Do elites & traditionalism go hand in hand? In any event, neither of the 3 above initiatives is only what it looks like up front: a comprehensive, radical, frontal assault on the opportunities & problems of the knowledge era. Of course, all are resolutely proactive, all explicitly seek to redesign education for our times. Yet somehow they seem just as concerned with what doesn’t work, with not reinventing the wheel, with the awareness that much education remains a demanding, repetitive pursuit, burdened with formal aspects resistant to change. Subdued are vaporous notions of e-learning, multimedia, or web 3.0.
Those very tech schools which New York City so aspires to emulate were generally built as independent institutions, different & separate from nearby universities, at times rebelliously untainted by them. Yet New York leaders deliberately ignored the temptation to build their own new school from scratch. Instead they approached ancient & honoured universities, comfortably nested in rich liberal arts traditions, almost petitioning these for their name, expertise, credibility.
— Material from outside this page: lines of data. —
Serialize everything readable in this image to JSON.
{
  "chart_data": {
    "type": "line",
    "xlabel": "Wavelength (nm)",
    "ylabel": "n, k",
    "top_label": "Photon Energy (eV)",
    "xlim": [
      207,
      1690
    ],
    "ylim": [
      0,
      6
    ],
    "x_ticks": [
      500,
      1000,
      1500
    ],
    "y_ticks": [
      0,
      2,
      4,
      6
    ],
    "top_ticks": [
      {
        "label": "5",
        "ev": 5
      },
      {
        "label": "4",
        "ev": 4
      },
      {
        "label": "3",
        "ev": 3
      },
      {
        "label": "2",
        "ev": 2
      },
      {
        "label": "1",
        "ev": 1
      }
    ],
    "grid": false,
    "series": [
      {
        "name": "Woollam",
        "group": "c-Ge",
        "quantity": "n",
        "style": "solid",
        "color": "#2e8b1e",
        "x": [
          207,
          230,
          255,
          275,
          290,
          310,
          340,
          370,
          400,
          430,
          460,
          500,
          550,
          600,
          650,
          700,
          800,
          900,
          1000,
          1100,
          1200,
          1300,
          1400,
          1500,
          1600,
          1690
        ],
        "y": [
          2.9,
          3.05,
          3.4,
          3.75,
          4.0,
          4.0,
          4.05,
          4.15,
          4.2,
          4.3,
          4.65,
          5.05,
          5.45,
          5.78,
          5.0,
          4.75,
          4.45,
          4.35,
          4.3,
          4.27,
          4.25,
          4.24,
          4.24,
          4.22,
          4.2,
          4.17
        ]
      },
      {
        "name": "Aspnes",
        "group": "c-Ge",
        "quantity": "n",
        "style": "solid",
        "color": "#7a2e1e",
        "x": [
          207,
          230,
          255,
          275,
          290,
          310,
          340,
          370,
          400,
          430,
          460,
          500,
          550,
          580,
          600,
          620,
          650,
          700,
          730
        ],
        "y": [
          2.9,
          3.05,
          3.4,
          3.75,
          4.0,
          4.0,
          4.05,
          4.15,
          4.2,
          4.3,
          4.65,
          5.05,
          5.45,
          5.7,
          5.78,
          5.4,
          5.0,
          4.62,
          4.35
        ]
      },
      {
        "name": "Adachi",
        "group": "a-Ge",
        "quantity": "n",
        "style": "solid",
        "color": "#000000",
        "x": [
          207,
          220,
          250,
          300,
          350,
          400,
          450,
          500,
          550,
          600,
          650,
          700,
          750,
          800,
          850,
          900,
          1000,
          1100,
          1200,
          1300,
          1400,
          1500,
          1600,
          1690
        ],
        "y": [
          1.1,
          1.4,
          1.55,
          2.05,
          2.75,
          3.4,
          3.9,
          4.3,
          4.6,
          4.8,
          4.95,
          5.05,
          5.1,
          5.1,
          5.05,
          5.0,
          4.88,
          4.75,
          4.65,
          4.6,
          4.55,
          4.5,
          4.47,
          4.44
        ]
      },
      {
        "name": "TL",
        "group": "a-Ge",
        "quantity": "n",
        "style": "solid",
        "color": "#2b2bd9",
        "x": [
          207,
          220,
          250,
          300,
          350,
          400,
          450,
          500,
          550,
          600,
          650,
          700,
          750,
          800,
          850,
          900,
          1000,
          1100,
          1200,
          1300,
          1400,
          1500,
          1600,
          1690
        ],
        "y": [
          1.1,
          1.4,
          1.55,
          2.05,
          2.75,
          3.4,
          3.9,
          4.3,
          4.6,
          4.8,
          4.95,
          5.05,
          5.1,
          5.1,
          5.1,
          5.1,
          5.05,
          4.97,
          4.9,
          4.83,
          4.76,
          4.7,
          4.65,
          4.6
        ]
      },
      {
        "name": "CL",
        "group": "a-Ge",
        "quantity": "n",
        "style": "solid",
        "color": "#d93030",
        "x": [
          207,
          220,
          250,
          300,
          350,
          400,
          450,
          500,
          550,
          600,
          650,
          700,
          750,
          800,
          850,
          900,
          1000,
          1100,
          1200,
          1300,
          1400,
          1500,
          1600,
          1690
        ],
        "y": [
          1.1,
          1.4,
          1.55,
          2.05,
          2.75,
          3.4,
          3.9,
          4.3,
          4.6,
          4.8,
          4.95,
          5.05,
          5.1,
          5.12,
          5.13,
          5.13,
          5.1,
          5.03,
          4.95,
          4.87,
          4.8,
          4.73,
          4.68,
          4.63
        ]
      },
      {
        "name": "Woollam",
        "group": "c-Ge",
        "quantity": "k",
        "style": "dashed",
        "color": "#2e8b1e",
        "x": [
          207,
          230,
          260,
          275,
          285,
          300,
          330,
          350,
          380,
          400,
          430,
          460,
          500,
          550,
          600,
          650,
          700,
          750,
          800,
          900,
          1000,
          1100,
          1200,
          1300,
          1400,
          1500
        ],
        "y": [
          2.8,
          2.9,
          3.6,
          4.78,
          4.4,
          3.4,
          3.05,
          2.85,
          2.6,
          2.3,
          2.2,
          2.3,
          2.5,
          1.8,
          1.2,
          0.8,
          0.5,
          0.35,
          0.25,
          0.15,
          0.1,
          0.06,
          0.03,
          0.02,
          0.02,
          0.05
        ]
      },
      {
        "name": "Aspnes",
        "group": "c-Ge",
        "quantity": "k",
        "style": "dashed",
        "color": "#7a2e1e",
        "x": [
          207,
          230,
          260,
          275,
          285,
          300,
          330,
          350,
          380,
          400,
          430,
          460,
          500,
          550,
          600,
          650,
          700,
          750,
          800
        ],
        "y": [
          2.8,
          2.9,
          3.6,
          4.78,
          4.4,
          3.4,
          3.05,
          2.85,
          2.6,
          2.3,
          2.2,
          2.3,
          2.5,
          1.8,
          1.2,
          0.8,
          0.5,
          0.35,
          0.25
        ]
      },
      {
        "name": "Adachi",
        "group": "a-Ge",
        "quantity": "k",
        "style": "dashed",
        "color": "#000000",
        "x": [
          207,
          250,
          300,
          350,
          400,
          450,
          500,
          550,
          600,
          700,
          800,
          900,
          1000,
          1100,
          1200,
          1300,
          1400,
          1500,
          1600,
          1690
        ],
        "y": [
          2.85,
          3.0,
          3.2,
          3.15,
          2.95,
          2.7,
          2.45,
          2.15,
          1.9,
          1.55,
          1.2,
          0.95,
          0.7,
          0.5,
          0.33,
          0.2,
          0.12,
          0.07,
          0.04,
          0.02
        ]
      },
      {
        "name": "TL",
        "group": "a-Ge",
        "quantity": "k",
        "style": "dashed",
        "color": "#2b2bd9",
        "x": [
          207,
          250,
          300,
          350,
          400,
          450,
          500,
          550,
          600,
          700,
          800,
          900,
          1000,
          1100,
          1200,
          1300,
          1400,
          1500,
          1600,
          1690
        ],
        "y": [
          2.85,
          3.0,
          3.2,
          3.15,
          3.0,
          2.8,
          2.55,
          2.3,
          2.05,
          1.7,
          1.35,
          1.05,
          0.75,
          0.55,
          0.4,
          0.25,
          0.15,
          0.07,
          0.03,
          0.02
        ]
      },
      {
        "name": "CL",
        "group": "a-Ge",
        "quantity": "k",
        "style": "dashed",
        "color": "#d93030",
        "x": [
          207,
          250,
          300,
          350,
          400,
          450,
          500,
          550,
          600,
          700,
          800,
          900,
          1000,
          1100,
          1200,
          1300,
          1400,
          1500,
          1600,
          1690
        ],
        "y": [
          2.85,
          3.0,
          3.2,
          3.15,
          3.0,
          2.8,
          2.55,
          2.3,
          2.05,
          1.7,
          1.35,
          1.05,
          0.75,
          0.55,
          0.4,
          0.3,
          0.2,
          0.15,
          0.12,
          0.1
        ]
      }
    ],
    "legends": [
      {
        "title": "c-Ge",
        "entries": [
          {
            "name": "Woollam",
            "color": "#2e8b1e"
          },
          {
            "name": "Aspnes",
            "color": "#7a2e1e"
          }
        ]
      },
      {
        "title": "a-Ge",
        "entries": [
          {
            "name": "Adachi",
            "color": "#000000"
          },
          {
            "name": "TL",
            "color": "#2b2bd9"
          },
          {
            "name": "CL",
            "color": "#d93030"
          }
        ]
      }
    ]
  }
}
As to MIT’s online programme, the very notion of a sub-branded certification is deeply conservative, if not reactionary, no matter how gee-wiz the technology involved. All while the New College of the Humanities proudly – & expensively – confronts modernity with such antique armament as History, Shakespeare, & Roman Law.
Seeing only this prudence & not the forceful radicalism pushing it up from below, well might you still believe that nothing is new under education’s sun. But taking these ventures in their sum, as the powerful undertakings of 3 English-speaking schools with global reach & ambitions, things begin to resemble a small revolution. Universities & technical schools land-locked on the European continent might do well to stay on the alert.